Developer Jay Bialsky’s proposal for a three-unit townhouse complex on West Water Street inched toward a ruling by the Sag Harbor Planning Board on Tuesday even as controversy continued to plague the plans.
Barbara Roberts, a co-founder of the nonprofit Save Sag Harbor, got up to tell the board a group of fellow North Haven residents is in the process of forming for the purpose of commenting on the townhouse plans.
“We are very concerned. Many of us are coming together to be sure that you’re caring about the lighting and what the view is going to be from the other side of our beautiful harbor and what the impact is on the harbor,” Ms. Roberts said. “I personally find the scale and character horrendous … and I’m concerned about precedent.”
But the planning board won’t be the venue for those residents’ comments.
They’ll instead have to take their input to Sag Harbor’s Board of Historic Preservation and Architectural Review or Harbor Committee, as the Planning Board voted 4-1 on Tuesday to close the public hearing on Mr. Bialsky’s project. Board chairman John Shaka voted “no,” saying he still wanted more information, but the board members who voted yes did so in acknowledgement of the fact that the public hearing had been ongoing since September.
The closure of the public hearing sets the stage for the planning board to make a decision on Mr. Bialsky’s site plan within the next two months. The board agreed to have a more in-depth discussion during its work session on February 26 at 5 p.m.
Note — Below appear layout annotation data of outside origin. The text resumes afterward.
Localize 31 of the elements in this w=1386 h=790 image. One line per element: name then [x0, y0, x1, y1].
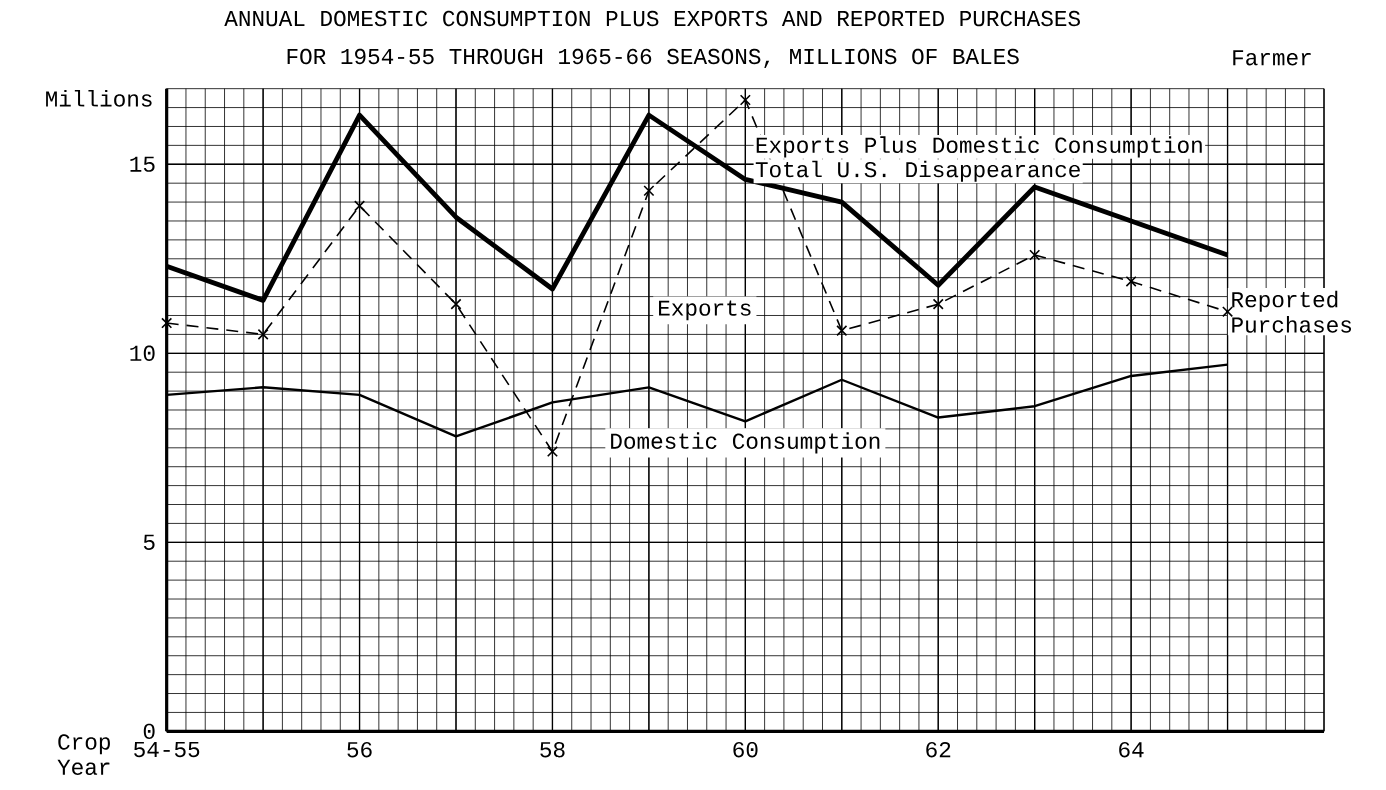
x-axis-title: Crop Year — [57, 734, 110, 775]
annotation: Exports — [659, 300, 751, 321]
chart-subtitle: FOR 1954-55 THROUGH 1965-66 SEASONS, MILLIONS OF BALES — [287, 48, 1019, 68]
text: Farmer — [1233, 50, 1311, 66]
point — [836, 325, 848, 337]
y-tick-label: 15 — [130, 156, 155, 172]
y-tick-label: 0 — [143, 723, 155, 740]
point — [354, 200, 366, 212]
point — [161, 317, 173, 329]
y-axis-title: Millions — [46, 89, 152, 107]
point — [643, 185, 655, 197]
point — [450, 298, 462, 310]
series-label: Domestic Consumption — [611, 432, 880, 454]
point — [739, 94, 751, 106]
y-tick-label: 10 — [130, 345, 155, 361]
series-label: Reported Purchases — [1232, 290, 1352, 333]
x-tick-label: 60 — [733, 742, 758, 758]
x-tick-label: 64 — [1119, 742, 1144, 758]
point — [932, 298, 944, 310]
x-tick-label: 62 — [926, 742, 951, 758]
point — [1029, 249, 1041, 261]
x-tick-label: 54-55 — [134, 742, 200, 758]
x-tick-label: 58 — [540, 742, 565, 758]
chart-title: ANNUAL DOMESTIC CONSUMPTION PLUS EXPORTS AND REPORTED PURCHASES — [224, 10, 1080, 27]
annotation: Exports Plus Domestic Consumption — [756, 136, 1202, 158]
point — [1125, 275, 1137, 287]
series-label: Total U.S. Disappearance — [755, 160, 1080, 182]
point — [257, 328, 269, 340]
point — [546, 446, 558, 458]
x-tick-label: 56 — [347, 742, 372, 758]
y-tick-label: 5 — [143, 534, 155, 550]
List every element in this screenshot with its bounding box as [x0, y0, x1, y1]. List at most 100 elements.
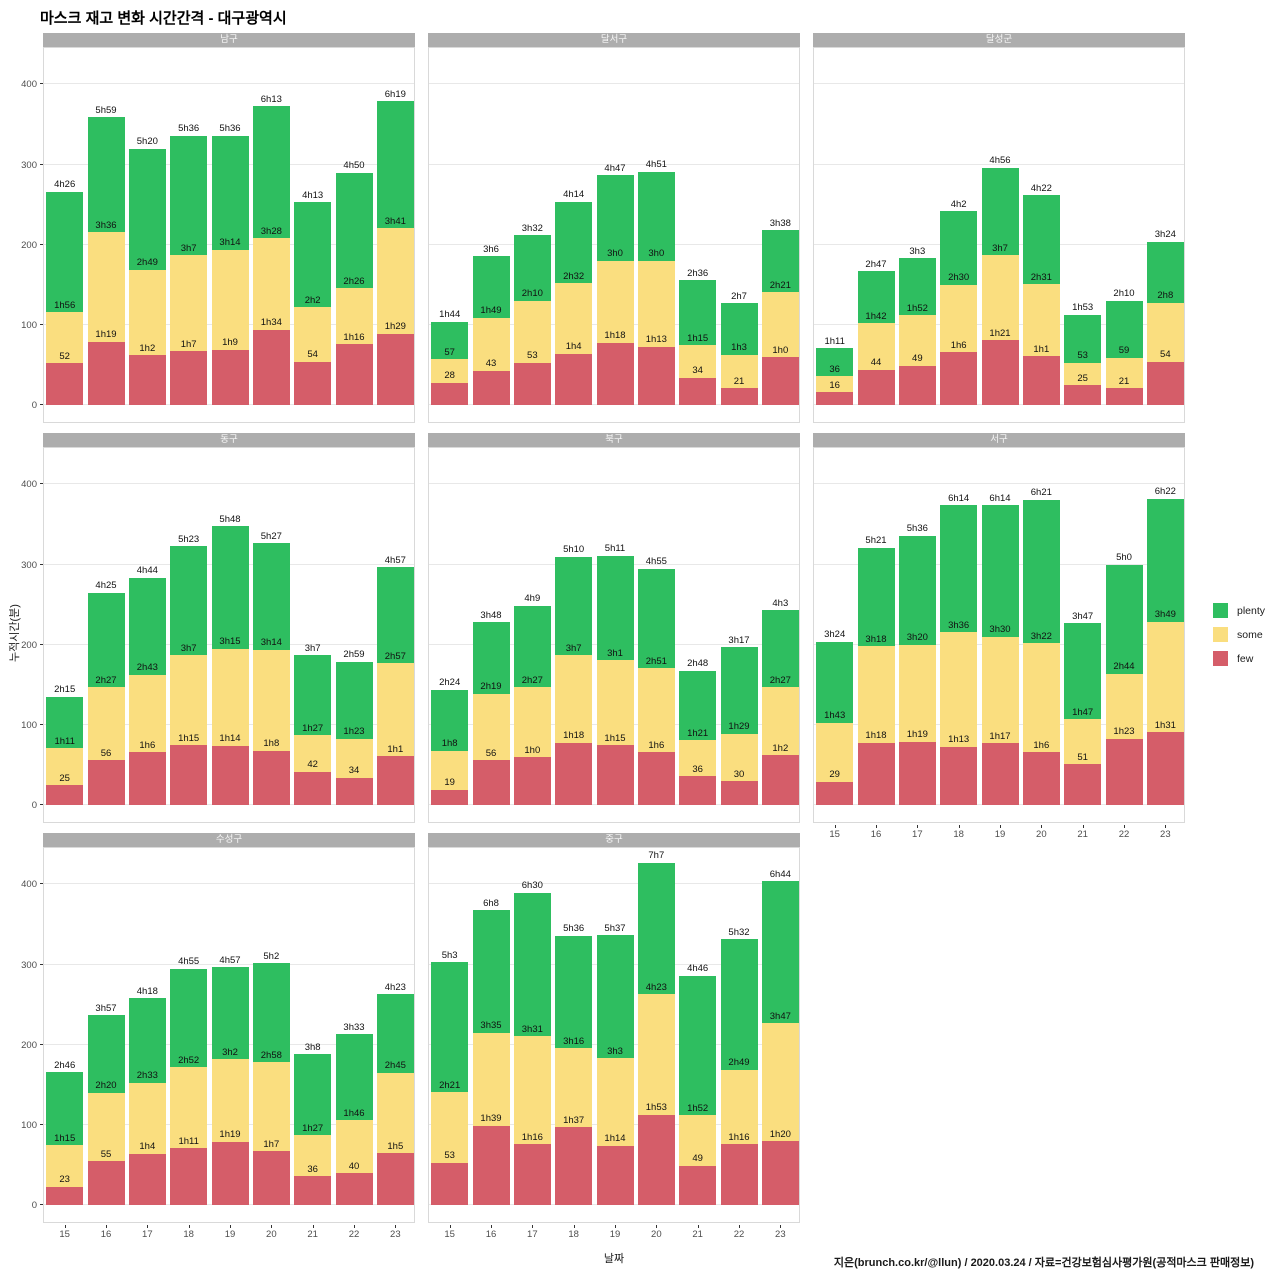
bar-segment-plenty — [637, 171, 675, 261]
bar-segment-some — [761, 687, 799, 756]
bar-segment-some — [335, 738, 373, 778]
bar-segment-plenty — [940, 211, 978, 285]
bar-value-label: 1h9 — [222, 337, 238, 349]
bar-segment-few — [211, 349, 249, 406]
bar-value-label: 2h27 — [769, 674, 791, 686]
bar-value-label: 4h23 — [645, 981, 667, 993]
bar-value-label: 5h23 — [178, 533, 200, 545]
bar-segment-few — [211, 745, 249, 806]
x-tick-label: 19 — [994, 829, 1006, 840]
bar-segment-some — [335, 288, 373, 345]
x-tick-mark — [64, 1225, 66, 1228]
bar-segment-plenty — [170, 968, 208, 1068]
facet-strip: 북구 — [428, 433, 800, 447]
bar-segment-some — [46, 748, 84, 786]
bar-segment-some — [637, 668, 675, 753]
bar-segment-plenty — [898, 258, 936, 316]
bar-segment-few — [898, 365, 936, 406]
bar-value-label: 1h18 — [865, 730, 887, 742]
y-tick-label: 400 — [21, 79, 37, 91]
bar-segment-plenty — [170, 546, 208, 656]
bar-segment-few — [294, 1176, 332, 1206]
x-tick-label: 17 — [142, 1229, 153, 1240]
bar-segment-some — [857, 323, 895, 370]
x-tick-label: 18 — [183, 1229, 194, 1240]
bar-value-label: 4h50 — [343, 160, 365, 172]
facet-동구: 동구 0 100 200 300 400 25 1h11 2h15 56 2h27 4h25 1h6 2h… — [21, 433, 415, 823]
bar-value-label: 1h5 — [387, 1140, 404, 1152]
bar-segment-few — [596, 745, 634, 806]
bar-value-label: 5h3 — [441, 949, 458, 961]
facet-북구: 북구 19 1h8 2h24 56 2h19 3h48 1h0 2h27 4h9 1h18 3h7 5h… — [428, 433, 800, 823]
bar-value-label: 3h8 — [304, 1041, 321, 1053]
y-tick-mark — [40, 1124, 43, 1125]
bar-segment-some — [376, 228, 414, 334]
x-tick-label: 21 — [307, 1229, 318, 1240]
bar-segment-some — [596, 260, 634, 343]
bar-segment-plenty — [335, 1034, 373, 1121]
bar-segment-few — [720, 1144, 758, 1206]
bar-segment-some — [555, 1048, 593, 1128]
x-tick-label: 21 — [692, 1229, 703, 1240]
bar-segment-few — [170, 1148, 208, 1206]
x-tick-label: 15 — [444, 1229, 455, 1240]
bar-value-label: 1h2 — [139, 342, 156, 354]
bar-value-label: 4h2 — [950, 198, 967, 210]
bar-segment-few — [294, 361, 332, 406]
bar-value-label: 5h2 — [263, 950, 280, 962]
bar-segment-few — [1105, 388, 1143, 406]
bar-value-label: 1h27 — [302, 1122, 324, 1134]
facet-panel: 0 100 200 300 400 52 1h56 4h26 1h19 3h36 5h59 1h2 2h… — [21, 47, 415, 423]
bar-segment-plenty — [679, 280, 717, 346]
bar-value-label: 1h16 — [343, 331, 365, 343]
bar-segment-few — [513, 757, 551, 806]
bar-segment-few — [170, 745, 208, 806]
bar-value-label: 1h23 — [343, 726, 365, 738]
bar-segment-few — [679, 776, 717, 806]
bar-value-label: 3h24 — [1154, 229, 1176, 241]
bar-segment-plenty — [720, 303, 758, 355]
gridline — [429, 83, 799, 85]
bar-value-label: 36 — [692, 763, 703, 775]
bar-value-label: 2h32 — [563, 270, 585, 282]
bar-value-label: 6h22 — [1154, 486, 1176, 498]
bar-value-label: 3h48 — [480, 609, 502, 621]
bar-segment-few — [1022, 752, 1060, 806]
legend-label: few — [1237, 652, 1254, 665]
bar-value-label: 6h14 — [989, 492, 1011, 504]
bar-segment-some — [211, 648, 249, 746]
bar-segment-plenty — [816, 641, 854, 723]
bar-segment-plenty — [596, 935, 634, 1059]
x-tick-mark — [271, 1225, 273, 1228]
bar-value-label: 3h7 — [565, 642, 582, 654]
bar-segment-few — [1064, 764, 1102, 806]
x-tick-mark — [1082, 825, 1084, 828]
bar-segment-few — [816, 392, 854, 406]
bar-value-label: 21 — [733, 375, 745, 387]
bar-segment-plenty — [87, 117, 125, 232]
bar-segment-some — [596, 660, 634, 746]
x-tick-label: 23 — [1160, 829, 1171, 840]
bar-value-label: 2h44 — [1113, 661, 1135, 673]
x-tick-mark — [615, 1225, 616, 1228]
bar-segment-few — [596, 1145, 634, 1206]
y-tick-mark — [40, 804, 43, 806]
legend-item-plenty: plenty — [1213, 603, 1265, 618]
bar-segment-few — [252, 750, 290, 806]
bar-value-label: 2h58 — [260, 1049, 282, 1061]
bar-segment-plenty — [376, 101, 414, 228]
bar-segment-few — [637, 1114, 675, 1206]
bar-value-label: 59 — [1118, 345, 1130, 357]
bar-segment-plenty — [816, 348, 854, 377]
bar-segment-plenty — [679, 670, 717, 741]
y-axis-title: 누적시간(분) — [9, 604, 21, 662]
bar-value-label: 4h44 — [136, 564, 158, 576]
bar-segment-some — [898, 315, 936, 366]
bar-value-label: 3h1 — [607, 647, 623, 659]
bar-value-label: 1h2 — [772, 742, 789, 754]
bar-segment-some — [87, 232, 125, 342]
bar-value-label: 1h53 — [645, 1102, 667, 1114]
bar-value-label: 1h15 — [178, 732, 200, 744]
x-tick-label: 16 — [870, 829, 882, 840]
bar-segment-plenty — [637, 862, 675, 995]
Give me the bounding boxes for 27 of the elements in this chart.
Before the board closed the hearing, architects representing Mr. Bialsky and Save Sag Harbor continued to clash on Tuesday, albeit more quietly than their previous meeting on January 10, over the details of an animated, three-dimensional model presented by Save Sag Harbor. The accuracy of the model, which Save Sag Harbor says illustrates the townhouse proposal’s mass and scale as seen from the street, from on the water and from the Lance Cpl. Jordan C. Haerter Veterans Memorial Bridge, has been disputed by two Bialsky representatives, attorney Brian DeSesa and architect Dave Harvey.
On Tuesday Randy Croxton, an architect who is on the board of Save Sag Harbor, said he had verified with Mr. Bialsky’s architects that the model had been accurate on all of the significant points. One detail, the height of a building next door, had to be corrected; the animated model he showed the planning board included the correction, Mr. Croxton said.
“I received some very encouraging confirmations” from Mr. Bialsky’s team, Mr. Croxton said. “We do feel that it’s accurate. … To confirm the accuracy of our model, we were able to photo-match the 7-Eleven building and the residential building with this image. That is as rigorous an affirmation of accuracy that you can get.”
Mr. DeSesa, however, said Mr. Bialsky’s team continued to dispute the model’s correctness. He said they will be providing a video of their own — which will include drone footage over the water and bridge — as well as a physical 3D model that will be presented for the architectural review board on Thursday, January 24, and for the Harbor Committee in February.
He also reminded the board that Mr. Bialsky was choosing to forego developing 51,000 square feet of office district space, which is within his legal right to do on the slice of land slated to be sold to Southampton Town as the John Steinbeck Waterfront Park, along with the 10 other condominium units that are grandfathered for the site.
Ms. Roberts also questioned whether Mr. Bialsky’s project triggered the need to add workforce housing units. Village attorney Denise Schoen said it would not, as projects with five or more units must include some sort of affordable housing component, but said she would ask the building inspector for a determination on whether the project triggers the need for the developer to pay into the Sag Harbor Community Housing Trust.
Edward Van Raay of North Haven told the planning board he and his partner, Beth Josephs, are worried about the size of the project, especially unit three, the one closest to the water.
“We hope that at some point there can still be a further downsizing, maybe not of units one and two but maybe unit three, which comes across as not very Sag Harbor-like,” he said.
Mr. Bialsky’s team will be back before the architectural review board on Thursday, January 24, at 5 p.m. for another public hearing in the second-floor meeting room of the municipal building at 55 Main Street.
In other news, the Planning Board began environmental reviews of two major projects. One is for a two-story retail and office building proposed by Vacs Enterprises LLC at 31 Long Island Avenue. The other is for a special exception use permit and site plan application by artists April Gornik and Eric Fischl at 48 Madison Street, the former Sag Harbor Methodist Church, which they intend to convert to an arts incubator.
The board also unanimously approved an application for the restaurant Dopo la Spiaggia on Bay Street to build a 462-square-foot kitchen addition, rooftop deck, two handicap-accessible bathrooms and screened rooftop ventilation equipment. The project awaits final approval by the architectural review board.
The Planning Board tabled approval of the Sag Harbor Cinema Arts Center’s proposal to add 1,220 square feet of space on the third floor as well as a 600-square-foot roof deck. Questions were raised over elements of plans that were before the architectural review board, so village attorney Denise Schoen advised them “it’s probably a good idea to hold off” another month while the issues are worked out. Representatives of the cinema are expected to be back before the architectural review board on Thursday, January 24.